Saint-Cirq-Lapopie is one of 'les plus beaux villages de France' (‘the most beautiful villages of France’). This independent association, created in 1982 promotes the tourist appeal of small rural villages with a rich cultural heritage. So, wherever you are in France, be sure to keep an eye out for these as they are always worth a visit.
This particular hill-top village has it all: a brilliant winding drive through dramatic countryside and gorges, where the road is literally carved from, or through the land in some places; picture perfect old stone buildings and cobbled streets; an abundance of cafes and restaurants; many tiny independent artisans and traders selling their wares; and of course, views to die for.
We visited twice this year, firstly back in February when it was really wild, wet and windy; great for getting the place to ourselves, but not so great for getting a cup of coffee as everything was closed for the season!
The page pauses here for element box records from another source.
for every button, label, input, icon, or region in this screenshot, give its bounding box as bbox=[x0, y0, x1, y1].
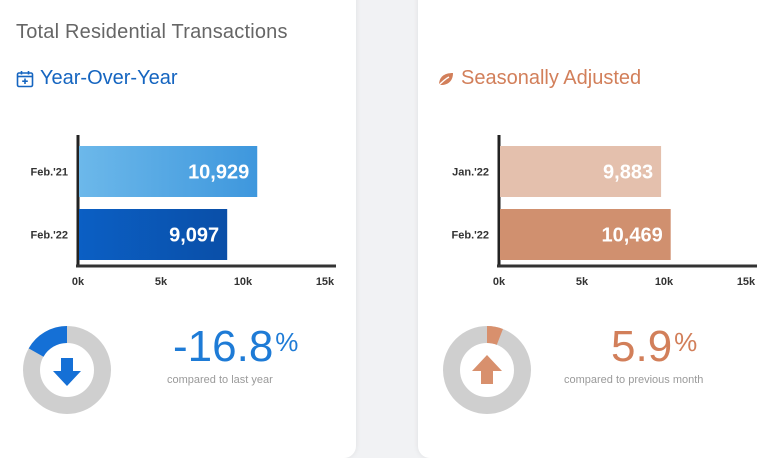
seasonal-donut-slice bbox=[487, 326, 503, 345]
seasonal-bar bbox=[500, 209, 671, 260]
seasonal-bar bbox=[500, 146, 662, 197]
yoy-category-label: Feb.'22 bbox=[31, 230, 68, 242]
yoy-change-number: -16.8 bbox=[173, 322, 274, 371]
seasonal-x-tick-label: 15k bbox=[737, 276, 756, 288]
yoy-category-label: Feb.'21 bbox=[31, 167, 68, 179]
yoy-change-value: -16.8% bbox=[173, 322, 298, 372]
calendar-icon bbox=[16, 70, 34, 87]
seasonal-x-tick-label: 5k bbox=[576, 276, 589, 288]
yoy-bar-value-label: 9,097 bbox=[169, 225, 219, 247]
yoy-bar-value-label: 10,929 bbox=[188, 162, 249, 184]
seasonal-bar-value-label: 9,883 bbox=[603, 162, 653, 184]
seasonal-x-tick-label: 10k bbox=[655, 276, 674, 288]
yoy-x-tick-label: 15k bbox=[316, 276, 335, 288]
yoy-x-tick-label: 0k bbox=[72, 276, 85, 288]
yoy-compare-text: compared to last year bbox=[167, 374, 273, 386]
seasonal-change-value: 5.9% bbox=[611, 322, 697, 372]
arrow-down-icon bbox=[53, 358, 81, 386]
yoy-bar-chart: 0k 5k 10k 15k Feb.'21 10,929 Feb.'22 9,097 bbox=[31, 135, 336, 288]
yoy-bar bbox=[79, 209, 228, 260]
seasonal-bar-value-label: 10,469 bbox=[602, 225, 663, 247]
yoy-subtitle: Year-Over-Year bbox=[40, 67, 178, 89]
yoy-donut-slice bbox=[28, 326, 67, 357]
seasonal-category-label: Jan.'22 bbox=[452, 167, 489, 179]
seasonal-x-tick-label: 0k bbox=[493, 276, 506, 288]
seasonal-header: Seasonally Adjusted bbox=[437, 67, 641, 90]
seasonal-subtitle: Seasonally Adjusted bbox=[461, 67, 642, 89]
yoy-bar bbox=[79, 146, 258, 197]
seasonal-donut bbox=[443, 326, 531, 414]
seasonal-change-unit: % bbox=[674, 327, 698, 357]
arrow-up-icon bbox=[472, 355, 502, 384]
seasonal-category-label: Feb.'22 bbox=[452, 230, 489, 242]
yoy-x-tick-label: 10k bbox=[234, 276, 253, 288]
yoy-x-tick-label: 5k bbox=[155, 276, 168, 288]
yoy-donut bbox=[23, 326, 111, 414]
page-title: Total Residential Transactions bbox=[16, 21, 288, 43]
yoy-change-unit: % bbox=[275, 327, 299, 357]
seasonal-bar-chart: 0k 5k 10k 15k Jan.'22 9,883 Feb.'22 10,469 bbox=[452, 135, 757, 288]
leaf-icon bbox=[437, 72, 453, 86]
yoy-header: Year-Over-Year bbox=[16, 67, 177, 90]
seasonal-change-number: 5.9 bbox=[611, 322, 673, 371]
seasonal-compare-text: compared to previous month bbox=[564, 374, 704, 386]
Our second visit was in August, when we made sure we set off super early to avoid the crowds, and were rewarded with almost empty streets where we were free to wander aimlessly and take in the atmosphere.
The place is so beautiful, it actually feels like a film set. We stopped for coffee and croissants before exploring the maze of little cobbled streets, popping into tiny shops for a peek at artisans making: glass, lavender gifts, clothes, wine, foodie treats, pottery, artwork.....
There is also a really good walk that you can do along the river Lot, before arriving at the village. To avoid the crowded car parks, you can park at Bouziès and walk along the river towpath to the village. It takes about 45 minutes and is flat for 95% of the time before you head up the massive hill to reach the hill top village of Saint-Cirq-Lapopie! Along the way you'll find the 'Chemin de Halage'. This historic site is formed of the river towpath which was cut directly into the dramatic gorge cliffs in 1845 for about 1km (so great if it's raining!) to allow the horses to pull the barges along the river. In 1985 the artist Daniel Monnier (from Toulouse) carved a bas-relief out of the rock to represent the river, and its flora, fauna, rocks, fossils and whirlpools. It is a lovely way to extend a morning/ afternoon visit to a whole day out.